After UK employment data showed faster labour-market weakening, Sterling fell further, raising BoE cut expectations

by VT Markets
/
Feb 19, 2026

GBP/USD fell further after UK jobs figures pointed to a faster weakening labour market. UK unemployment rose to 5.2% in Q4, average earnings eased to 4.2%, and the claimant count rose by 28.6K in January.

Regular private sector wage growth, a Bank of England focus, dropped to 3.4%, the lowest in five years. Markets now price a 25-basis-point BoE cut by April, with a 76% chance of a move in March, while UK CPI, PPI inflation, and Retail Price Index data missed forecasts.
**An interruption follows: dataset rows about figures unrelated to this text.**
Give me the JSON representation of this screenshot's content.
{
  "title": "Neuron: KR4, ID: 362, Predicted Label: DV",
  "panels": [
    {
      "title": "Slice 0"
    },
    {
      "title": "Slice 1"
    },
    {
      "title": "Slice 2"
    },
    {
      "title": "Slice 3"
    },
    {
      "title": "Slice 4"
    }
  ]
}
Technical Levels And Near Term Direction

On Wednesday the pair dropped 0.5%, extending a slide from January’s four-year highs. Price tested levels below the 50-day EMA, with the 200-day EMA near 1.3435; a break below 1.3490 points to 1.3400, while a move back above the 50-day EMA at 1.3529 would reduce downside pressure.

US Initial Jobless Claims and the Philadelphia Fed Manufacturing Survey are due Thursday, along with several Federal Reserve speakers. UK Retail Sales and PMI data follow on Friday.

The pound dates to 886 AD and is the UK’s currency. In 2022 it made up 12% of FX trades, averaging $630 billion a day; GBP/USD accounts for 11%, GBP/JPY 3%, and EUR/GBP 2%, with BoE policy guided by an inflation aim of around 2%.

Looking back to early 2025, we saw a weakening UK labour market that correctly signaled the start of the Bank of England’s easing cycle. The rise in unemployment to 5.2% and slowing wage growth had markets fully pricing in rate cuts, which began that spring. This bearish outlook for Sterling was the prevailing view at the time.

How The Macro Backdrop Has Changed

The picture today, in February 2026, has shifted considerably. Recent data shows UK unemployment has improved to 4.8%, and January’s wage growth figures came in stronger than expected at 4.9%. With inflation proving sticky at 2.8%, well above the BoE’s target, the case for further deep rate cuts is diminishing.

On the other side of the pair, the US economy is showing resilience, with initial jobless claims holding near 205,000 and last month’s retail sales beating expectations. This strength suggests the Federal Reserve may hold rates higher for longer compared to the Bank of England. This policy divergence could continue to put a cap on any significant Pound rallies.

For derivative traders, this environment suggests leaning towards strategies that benefit from a range-bound or slightly weaker Pound Sterling. We believe buying GBP/USD puts with expirations in the next one to two months offers a clear way to position for potential downside if UK data disappoints. Alternatively, bearish put spreads could be used to lower the upfront cost while targeting a specific downward move.

While we saw the pair break below key moving averages like the 200-day EMA back in 2025, it has since recovered. Currently, the 1.3600 level is acting as initial support, with the more significant psychological level at 1.3500 below that. Any rallies are likely to face resistance near the recent highs around 1.3780.